The bill also provides for a mandatory six-month cooling-off period for petitioner spouses, and also recognizes the reconciliation of the spouses through a joint manifesto under oath submitted to the court.
 
The bill was submitted to the Senate. Some members of the upper Chamber had already expressed opposition to the divorce bill.
“Why do we have to condemn couples to get trapped in this situation where their relationship is already irreparable?” Alvarez said.
On the Church’s opposition to the Bill, Alvarez said that if the Catholic Church does not agree to divorce, it should tell its flock not to avail of such a legal option to end their marriages.
 
“But let us not impose that belief on those who are not members of the Catholic Church. What is wrong is that the Catholic Church wants its doctrine be implemented through our laws—that is unacceptable,” Alvarez said.
 
He noted that the Philippines is the only country in the world, aside from the Vatican, that does not have a divorce law.

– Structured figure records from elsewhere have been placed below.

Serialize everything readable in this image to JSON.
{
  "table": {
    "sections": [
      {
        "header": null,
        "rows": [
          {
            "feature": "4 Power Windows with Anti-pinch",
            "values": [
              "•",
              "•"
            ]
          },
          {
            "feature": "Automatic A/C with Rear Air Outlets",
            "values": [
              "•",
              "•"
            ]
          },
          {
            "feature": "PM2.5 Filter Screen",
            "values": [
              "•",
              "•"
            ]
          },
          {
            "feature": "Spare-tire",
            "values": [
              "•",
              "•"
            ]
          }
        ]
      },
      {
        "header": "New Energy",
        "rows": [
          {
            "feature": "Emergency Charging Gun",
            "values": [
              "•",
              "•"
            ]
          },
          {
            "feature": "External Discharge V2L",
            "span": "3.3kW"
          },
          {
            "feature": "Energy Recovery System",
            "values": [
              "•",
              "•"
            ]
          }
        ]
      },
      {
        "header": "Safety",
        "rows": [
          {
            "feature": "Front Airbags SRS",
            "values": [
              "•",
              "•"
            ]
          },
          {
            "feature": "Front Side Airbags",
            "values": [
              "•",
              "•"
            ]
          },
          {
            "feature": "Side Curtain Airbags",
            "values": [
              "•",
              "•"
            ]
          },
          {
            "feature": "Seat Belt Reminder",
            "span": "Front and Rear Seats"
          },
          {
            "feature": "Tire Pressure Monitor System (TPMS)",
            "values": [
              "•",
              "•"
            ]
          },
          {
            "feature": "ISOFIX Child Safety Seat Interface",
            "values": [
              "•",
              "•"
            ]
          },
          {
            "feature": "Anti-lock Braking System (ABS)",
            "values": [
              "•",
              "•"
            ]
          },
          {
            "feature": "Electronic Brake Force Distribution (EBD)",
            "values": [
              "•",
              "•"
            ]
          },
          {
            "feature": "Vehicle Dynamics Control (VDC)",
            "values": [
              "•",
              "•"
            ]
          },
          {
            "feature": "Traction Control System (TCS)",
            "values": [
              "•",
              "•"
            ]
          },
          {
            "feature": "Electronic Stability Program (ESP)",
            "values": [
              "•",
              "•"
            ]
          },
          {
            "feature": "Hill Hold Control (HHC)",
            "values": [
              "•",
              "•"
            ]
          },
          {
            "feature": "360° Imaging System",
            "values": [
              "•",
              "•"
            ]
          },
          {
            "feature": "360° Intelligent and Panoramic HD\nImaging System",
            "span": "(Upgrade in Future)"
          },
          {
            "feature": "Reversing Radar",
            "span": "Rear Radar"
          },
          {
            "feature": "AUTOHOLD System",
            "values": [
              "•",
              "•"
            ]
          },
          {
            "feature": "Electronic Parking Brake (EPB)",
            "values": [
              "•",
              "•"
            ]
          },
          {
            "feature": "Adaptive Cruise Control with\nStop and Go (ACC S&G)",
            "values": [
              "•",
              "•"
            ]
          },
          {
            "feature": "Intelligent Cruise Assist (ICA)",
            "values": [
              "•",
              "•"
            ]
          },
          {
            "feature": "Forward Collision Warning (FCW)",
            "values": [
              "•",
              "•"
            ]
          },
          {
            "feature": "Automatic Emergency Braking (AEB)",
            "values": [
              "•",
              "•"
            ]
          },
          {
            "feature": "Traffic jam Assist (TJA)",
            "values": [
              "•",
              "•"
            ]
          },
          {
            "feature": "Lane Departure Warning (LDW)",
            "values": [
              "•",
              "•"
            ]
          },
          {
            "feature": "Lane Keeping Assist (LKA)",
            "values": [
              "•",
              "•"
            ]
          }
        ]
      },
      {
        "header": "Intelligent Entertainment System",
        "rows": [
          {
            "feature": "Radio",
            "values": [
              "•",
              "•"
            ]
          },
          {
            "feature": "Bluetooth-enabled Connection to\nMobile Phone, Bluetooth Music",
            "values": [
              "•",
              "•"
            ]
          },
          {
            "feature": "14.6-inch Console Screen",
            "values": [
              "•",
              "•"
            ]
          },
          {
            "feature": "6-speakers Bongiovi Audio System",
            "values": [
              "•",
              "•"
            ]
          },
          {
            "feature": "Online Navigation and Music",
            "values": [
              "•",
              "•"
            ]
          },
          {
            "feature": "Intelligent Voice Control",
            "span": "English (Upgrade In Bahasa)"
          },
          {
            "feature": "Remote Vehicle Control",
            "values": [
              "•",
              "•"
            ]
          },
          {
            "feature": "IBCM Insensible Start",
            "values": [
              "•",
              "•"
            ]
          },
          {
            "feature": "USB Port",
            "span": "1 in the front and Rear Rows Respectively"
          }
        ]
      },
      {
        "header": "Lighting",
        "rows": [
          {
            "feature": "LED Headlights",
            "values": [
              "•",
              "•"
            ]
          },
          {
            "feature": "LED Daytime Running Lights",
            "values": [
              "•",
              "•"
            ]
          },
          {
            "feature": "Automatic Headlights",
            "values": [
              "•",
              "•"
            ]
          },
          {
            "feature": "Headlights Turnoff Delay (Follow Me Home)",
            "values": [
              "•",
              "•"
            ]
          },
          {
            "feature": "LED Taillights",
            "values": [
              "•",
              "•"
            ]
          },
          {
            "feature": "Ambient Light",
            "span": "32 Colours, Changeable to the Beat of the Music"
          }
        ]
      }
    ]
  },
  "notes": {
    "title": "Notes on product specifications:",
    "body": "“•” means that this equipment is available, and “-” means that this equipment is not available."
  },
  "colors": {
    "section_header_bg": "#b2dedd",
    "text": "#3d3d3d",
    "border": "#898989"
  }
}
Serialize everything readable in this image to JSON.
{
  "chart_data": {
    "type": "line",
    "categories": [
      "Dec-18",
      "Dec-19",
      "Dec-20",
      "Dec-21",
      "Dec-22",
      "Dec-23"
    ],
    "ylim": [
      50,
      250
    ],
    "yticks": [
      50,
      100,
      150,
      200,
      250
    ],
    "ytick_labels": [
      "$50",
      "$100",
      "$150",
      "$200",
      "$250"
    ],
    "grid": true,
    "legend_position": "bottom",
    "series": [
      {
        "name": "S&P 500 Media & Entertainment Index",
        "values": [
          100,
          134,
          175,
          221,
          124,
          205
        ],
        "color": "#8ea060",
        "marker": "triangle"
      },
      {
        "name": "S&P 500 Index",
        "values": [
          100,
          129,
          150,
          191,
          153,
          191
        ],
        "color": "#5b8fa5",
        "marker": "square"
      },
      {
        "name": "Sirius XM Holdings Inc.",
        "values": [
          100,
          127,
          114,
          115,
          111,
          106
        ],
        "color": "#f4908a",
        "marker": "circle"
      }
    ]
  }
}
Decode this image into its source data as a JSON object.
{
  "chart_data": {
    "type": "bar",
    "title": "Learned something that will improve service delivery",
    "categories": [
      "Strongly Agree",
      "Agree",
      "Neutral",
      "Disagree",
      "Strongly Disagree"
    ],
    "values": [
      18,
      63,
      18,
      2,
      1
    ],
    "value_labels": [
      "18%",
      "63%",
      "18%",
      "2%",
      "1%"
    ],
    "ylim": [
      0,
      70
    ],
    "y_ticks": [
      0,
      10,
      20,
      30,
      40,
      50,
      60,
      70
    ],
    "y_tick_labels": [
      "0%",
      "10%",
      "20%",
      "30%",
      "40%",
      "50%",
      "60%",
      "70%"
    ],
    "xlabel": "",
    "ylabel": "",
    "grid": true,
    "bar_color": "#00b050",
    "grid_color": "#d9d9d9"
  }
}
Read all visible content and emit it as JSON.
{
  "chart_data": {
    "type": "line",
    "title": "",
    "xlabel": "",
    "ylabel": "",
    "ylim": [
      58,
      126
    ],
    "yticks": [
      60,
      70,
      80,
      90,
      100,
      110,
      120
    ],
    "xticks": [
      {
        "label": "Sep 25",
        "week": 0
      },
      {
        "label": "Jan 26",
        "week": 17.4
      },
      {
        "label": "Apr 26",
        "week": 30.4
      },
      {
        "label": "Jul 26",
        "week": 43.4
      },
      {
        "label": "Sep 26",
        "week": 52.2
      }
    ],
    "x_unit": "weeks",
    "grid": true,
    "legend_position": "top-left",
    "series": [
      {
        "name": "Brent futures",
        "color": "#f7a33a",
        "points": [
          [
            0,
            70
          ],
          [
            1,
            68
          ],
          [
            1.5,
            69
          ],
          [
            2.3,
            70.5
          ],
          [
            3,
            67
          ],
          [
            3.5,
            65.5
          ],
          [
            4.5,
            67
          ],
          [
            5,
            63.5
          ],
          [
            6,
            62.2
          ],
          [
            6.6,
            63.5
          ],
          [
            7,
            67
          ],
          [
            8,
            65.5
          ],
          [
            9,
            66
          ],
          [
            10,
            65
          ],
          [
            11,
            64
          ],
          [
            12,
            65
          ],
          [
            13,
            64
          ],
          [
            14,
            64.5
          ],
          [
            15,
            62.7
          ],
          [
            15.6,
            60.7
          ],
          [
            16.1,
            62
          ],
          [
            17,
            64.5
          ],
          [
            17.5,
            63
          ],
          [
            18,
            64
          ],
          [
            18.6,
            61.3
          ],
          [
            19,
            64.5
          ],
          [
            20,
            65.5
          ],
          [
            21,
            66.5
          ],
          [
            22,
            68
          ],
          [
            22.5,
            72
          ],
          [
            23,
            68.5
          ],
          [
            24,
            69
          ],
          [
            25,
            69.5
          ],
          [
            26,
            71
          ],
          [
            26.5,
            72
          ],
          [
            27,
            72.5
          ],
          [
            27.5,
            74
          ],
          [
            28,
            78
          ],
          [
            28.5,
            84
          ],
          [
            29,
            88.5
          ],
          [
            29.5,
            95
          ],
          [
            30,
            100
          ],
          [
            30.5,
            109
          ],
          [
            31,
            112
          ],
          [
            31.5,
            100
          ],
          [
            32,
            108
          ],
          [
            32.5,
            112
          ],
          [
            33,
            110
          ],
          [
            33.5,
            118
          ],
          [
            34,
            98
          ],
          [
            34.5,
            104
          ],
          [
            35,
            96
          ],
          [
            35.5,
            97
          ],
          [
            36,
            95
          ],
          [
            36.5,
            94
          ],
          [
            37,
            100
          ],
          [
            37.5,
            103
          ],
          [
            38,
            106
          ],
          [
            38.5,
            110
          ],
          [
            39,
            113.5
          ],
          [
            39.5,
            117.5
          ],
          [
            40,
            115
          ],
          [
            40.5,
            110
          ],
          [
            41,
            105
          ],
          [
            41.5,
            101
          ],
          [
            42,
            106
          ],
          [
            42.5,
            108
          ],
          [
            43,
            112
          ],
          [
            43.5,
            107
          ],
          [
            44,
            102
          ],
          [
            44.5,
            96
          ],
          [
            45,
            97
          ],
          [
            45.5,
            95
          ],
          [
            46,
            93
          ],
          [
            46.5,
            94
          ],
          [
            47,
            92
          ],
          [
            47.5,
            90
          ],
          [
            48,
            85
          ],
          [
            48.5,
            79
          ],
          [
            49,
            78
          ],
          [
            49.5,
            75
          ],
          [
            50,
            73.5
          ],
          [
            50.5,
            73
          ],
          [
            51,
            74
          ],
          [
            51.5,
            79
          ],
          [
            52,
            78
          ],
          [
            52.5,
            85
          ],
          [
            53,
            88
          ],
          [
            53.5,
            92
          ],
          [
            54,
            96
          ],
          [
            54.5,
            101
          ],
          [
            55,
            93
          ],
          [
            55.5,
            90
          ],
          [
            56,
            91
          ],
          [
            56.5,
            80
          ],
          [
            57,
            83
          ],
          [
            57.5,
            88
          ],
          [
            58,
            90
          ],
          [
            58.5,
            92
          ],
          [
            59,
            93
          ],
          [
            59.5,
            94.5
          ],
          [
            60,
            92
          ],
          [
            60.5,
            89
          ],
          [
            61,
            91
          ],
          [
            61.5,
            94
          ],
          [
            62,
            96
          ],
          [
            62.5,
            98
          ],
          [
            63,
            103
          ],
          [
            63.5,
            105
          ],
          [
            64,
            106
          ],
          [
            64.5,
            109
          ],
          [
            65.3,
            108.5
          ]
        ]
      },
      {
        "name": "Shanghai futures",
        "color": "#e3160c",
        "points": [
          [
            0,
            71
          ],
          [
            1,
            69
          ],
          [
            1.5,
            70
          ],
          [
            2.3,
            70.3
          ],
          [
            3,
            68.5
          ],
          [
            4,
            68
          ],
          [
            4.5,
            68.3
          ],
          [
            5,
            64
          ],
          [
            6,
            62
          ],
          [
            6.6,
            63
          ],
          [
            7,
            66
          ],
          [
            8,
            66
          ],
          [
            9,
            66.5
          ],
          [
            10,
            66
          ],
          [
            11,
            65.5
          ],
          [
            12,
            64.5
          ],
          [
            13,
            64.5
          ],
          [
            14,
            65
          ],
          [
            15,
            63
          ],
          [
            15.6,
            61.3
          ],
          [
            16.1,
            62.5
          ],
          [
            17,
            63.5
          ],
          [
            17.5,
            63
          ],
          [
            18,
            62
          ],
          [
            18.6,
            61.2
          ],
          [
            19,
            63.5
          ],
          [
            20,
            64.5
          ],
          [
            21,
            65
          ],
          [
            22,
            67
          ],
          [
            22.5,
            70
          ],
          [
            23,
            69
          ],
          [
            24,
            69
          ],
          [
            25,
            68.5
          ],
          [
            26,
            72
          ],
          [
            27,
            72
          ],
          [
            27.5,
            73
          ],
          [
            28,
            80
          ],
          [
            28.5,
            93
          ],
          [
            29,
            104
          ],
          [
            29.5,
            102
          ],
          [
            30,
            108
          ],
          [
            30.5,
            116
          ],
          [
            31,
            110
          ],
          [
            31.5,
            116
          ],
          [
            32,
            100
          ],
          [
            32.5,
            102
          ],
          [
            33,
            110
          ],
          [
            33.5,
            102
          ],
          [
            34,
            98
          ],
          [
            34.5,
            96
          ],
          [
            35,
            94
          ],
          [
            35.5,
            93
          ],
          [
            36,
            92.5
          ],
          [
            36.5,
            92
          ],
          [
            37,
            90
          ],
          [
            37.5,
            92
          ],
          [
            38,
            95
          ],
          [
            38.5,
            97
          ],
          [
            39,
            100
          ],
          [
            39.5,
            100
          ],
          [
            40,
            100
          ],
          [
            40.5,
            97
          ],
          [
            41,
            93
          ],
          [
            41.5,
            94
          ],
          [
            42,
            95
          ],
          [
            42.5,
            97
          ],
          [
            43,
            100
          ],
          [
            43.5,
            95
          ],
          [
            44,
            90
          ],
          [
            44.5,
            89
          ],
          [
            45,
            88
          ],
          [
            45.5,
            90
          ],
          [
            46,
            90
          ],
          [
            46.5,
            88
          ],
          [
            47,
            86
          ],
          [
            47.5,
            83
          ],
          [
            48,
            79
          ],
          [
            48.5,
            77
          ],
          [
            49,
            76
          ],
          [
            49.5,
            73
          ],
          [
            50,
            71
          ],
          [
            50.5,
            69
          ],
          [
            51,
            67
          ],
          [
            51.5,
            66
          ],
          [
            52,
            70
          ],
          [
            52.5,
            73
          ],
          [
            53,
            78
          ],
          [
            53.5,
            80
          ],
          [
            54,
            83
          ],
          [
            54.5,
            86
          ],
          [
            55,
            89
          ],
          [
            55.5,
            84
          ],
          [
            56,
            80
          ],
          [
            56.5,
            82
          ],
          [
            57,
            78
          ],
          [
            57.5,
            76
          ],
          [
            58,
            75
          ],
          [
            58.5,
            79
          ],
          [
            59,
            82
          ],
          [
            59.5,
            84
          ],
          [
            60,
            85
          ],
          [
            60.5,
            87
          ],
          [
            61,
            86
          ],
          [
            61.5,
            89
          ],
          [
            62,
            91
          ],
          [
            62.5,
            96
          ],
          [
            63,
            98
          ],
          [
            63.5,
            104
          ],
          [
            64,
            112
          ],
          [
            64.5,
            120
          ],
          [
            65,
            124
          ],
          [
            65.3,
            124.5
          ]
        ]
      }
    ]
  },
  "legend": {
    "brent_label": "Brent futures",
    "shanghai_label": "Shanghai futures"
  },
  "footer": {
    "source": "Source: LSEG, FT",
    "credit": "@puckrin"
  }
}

Msgr. Hernando M. coronel, Parish Priest of the Minor Basilica of the Black Nazarene in Quiapo wrote Rep. Bavo: “We are most appreciative of the courageous stand you took against the Divorce Bill (HB 7303).  We are graced by people like yourselves who are at the side of the sanctity of marriage, family values, obedience to God .”
 
The priest added: Standing by personal convictions and conscience would entail some cost in terms of perks, position.  The vote you took meant sacrifice.”
 
In conclusion: “We are assuring you for the prayers of our Quiapo Community before the Nazareno. . .  May your tribe increase!”